Thursday, 19 June 2008

Don't go dark!

Recently I found very interesting post of Jeff Atwood regarding developers and bad practice of going dark. It was so thought-provoking that I decided to write a few my opinions how it looks like within Cognifide. By going dark we should understand situation where developer is "locked in his room" for a long period of time implementing some piece of functionality until job is done. Definition of 'long period of time' will vary across different organisations. In our case, in ASP.NET team we try to manage granularity of tasks in way that new modules can be implemented in days. If implementation of some module is going to take 1 week then it's considered as a big task. So going dark for us would mean that some developer is "locked" for longer then 1 week working on some gigantic feature. What's wrong with that?

Actually dropping such code-bomb can potentially create many problems:
  • if there was any bad design decision made then whole new feature can be rejected as it may not fit to main project design. Please note that while developer is in the dark working on his feature, main project keeps changing,
  • it's hard for other team members to understand and maintain new code
  • it's almost impossible to do code review

Fortunately for us, we use SCRUM to manage ongoing work. Daily meetings significantly reduce risk of going dark, so good for us! But is that enough to be happy about the process? Jeff pointed out two things:

"The brilliant developer must be capable of performing on a team,
making his work visible in modest increments and subjecting it to
scrutiny as it matures."


"Hiding your code until it's "done" may feel safer, but it isn't.
Sharing your ongoing code with your coworkers is scary, much less the
world -- but it also results in feedback and communication that will
improve your code and draw you closer to the project you're working on."

I would like to highlight this part: "feedback and communication will improve your code and draw you closer to the project".

Why is that important for me? From my perspective it doesn't matter so much if you are working on one huge project for a long time or on a few smaller, at some point you have your habits, your ways of dealing with tasks. After some time you have already solved most of the problems which means that implementing yet another class/module/feature will not give me much in terms of new skills, my code won't get better, in fact I'm quite sure that it will stay exactly the same.

Few ideas how to change it, how to encourage people to talk about code quality and good patterns and this way learn new things:
  1. pair programing when implementing bigger features. Main point is to avoid situation when there is only one person working on the feature and in the end this is the only person which is capable of maintaining it. I'm not saying that people should all the time sit together and do proper XP, work in parallel as much as you can. Important is that working with someone enforces communication and design discussions which in the end prevent from going dark.
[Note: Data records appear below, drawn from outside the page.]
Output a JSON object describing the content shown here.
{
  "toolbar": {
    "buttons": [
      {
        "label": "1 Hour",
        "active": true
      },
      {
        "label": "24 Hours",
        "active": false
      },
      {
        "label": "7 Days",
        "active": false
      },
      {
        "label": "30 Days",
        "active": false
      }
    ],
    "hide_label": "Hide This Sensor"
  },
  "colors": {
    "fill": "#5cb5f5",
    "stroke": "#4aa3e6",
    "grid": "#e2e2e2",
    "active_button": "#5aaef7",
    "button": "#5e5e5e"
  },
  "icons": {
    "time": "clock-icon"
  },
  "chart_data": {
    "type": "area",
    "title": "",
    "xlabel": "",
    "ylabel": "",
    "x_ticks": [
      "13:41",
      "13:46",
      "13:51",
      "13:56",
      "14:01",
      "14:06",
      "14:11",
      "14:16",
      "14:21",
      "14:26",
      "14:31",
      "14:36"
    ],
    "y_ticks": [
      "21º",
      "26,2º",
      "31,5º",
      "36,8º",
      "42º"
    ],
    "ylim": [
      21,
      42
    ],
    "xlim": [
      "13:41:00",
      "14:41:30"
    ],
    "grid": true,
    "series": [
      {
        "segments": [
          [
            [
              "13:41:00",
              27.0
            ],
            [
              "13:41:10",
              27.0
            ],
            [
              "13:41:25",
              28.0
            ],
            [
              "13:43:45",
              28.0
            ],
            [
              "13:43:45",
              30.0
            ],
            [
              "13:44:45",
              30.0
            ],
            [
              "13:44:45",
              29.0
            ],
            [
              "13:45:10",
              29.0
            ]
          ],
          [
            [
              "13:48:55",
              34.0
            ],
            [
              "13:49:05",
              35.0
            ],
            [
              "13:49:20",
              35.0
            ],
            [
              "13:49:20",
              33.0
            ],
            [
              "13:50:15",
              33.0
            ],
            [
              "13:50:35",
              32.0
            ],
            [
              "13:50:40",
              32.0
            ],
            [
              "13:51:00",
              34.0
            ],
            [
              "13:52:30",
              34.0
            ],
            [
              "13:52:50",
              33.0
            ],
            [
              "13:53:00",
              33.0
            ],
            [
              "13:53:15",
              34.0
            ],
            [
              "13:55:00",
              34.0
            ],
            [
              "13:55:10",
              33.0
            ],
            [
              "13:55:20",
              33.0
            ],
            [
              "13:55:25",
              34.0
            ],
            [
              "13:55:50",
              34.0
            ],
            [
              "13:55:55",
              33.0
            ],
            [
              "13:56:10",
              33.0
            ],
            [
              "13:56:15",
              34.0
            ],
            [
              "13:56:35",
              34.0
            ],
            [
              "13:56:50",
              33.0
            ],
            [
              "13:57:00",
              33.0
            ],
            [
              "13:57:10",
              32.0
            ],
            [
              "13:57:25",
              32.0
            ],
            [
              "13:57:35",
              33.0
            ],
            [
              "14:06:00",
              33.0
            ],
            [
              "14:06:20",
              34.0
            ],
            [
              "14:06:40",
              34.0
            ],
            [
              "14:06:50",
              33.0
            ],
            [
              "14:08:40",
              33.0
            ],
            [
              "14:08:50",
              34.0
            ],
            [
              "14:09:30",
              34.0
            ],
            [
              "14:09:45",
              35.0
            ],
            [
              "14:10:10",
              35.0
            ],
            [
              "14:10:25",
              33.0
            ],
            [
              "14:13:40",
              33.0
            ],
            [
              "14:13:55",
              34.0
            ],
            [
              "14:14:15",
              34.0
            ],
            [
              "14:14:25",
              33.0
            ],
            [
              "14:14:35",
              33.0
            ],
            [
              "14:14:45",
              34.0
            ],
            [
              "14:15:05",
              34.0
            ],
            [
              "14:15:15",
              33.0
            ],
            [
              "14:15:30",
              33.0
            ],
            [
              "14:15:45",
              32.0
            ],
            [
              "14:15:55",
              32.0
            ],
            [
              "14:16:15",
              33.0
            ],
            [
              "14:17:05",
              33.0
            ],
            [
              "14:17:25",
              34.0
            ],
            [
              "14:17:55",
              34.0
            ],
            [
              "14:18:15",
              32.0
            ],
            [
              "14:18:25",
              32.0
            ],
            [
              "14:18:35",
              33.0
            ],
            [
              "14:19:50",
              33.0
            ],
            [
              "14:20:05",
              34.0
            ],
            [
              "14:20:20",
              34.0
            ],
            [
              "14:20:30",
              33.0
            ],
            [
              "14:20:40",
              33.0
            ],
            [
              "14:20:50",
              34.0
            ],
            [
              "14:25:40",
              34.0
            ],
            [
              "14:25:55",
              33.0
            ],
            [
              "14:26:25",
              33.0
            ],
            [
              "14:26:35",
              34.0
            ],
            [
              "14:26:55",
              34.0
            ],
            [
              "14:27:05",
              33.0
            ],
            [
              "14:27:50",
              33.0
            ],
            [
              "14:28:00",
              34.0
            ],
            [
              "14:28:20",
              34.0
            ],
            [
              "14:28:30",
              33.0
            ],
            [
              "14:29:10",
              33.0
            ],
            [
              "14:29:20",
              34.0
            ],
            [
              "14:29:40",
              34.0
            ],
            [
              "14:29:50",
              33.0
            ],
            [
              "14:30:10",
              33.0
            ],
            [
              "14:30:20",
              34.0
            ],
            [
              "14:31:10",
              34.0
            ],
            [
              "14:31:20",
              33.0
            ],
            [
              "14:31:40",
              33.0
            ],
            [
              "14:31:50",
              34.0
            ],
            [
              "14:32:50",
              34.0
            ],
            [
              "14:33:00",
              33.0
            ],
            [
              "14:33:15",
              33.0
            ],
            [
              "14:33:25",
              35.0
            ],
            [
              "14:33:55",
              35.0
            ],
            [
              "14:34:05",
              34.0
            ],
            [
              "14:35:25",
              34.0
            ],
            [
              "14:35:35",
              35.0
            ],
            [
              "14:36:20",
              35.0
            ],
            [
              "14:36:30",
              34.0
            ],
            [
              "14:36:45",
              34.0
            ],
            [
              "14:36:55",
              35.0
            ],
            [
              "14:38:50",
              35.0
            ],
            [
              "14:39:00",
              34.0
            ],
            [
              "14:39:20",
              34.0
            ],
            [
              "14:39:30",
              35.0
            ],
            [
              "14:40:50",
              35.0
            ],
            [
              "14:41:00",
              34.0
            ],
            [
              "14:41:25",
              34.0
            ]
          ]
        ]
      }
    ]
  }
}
  2. code reviews, that seems to be the most obvious way of improving my code, I need feedback from other people! Of course it would be great to see senior developers taking active part in code reviews, that would be the best way to share knowledge. But also it's worth to know what less experience people think, fresh approach is also important! :) As I see it, code reviews makes the most sense in the early stages of each project. But also it would be nice to have a 'code review' session once a month to point out some fresh ideas (people don't necessary need to show bad habits ... good practices should be also presented!). Important is to take notes, find consensus and write it down!

  3. internal demo after each iteration, it's vital to keep everyone up-to-date, it's also important to reuse similar approach designing all modules. That is another chance to communicate with peers, to get others people opinion. And additionally, it makes much more sense for end user when delivered project works and acts as a coherently designed system.

In the end, one last point ... I believe that none of us would like to end up doing one-man projects all the time. It usually means very small progress or no progress at all. We have lots of smart and clever guys around, we have opportunities which people in one-man project don't have so let's make a use of it. Don't be anti-social, communicate and improve your code!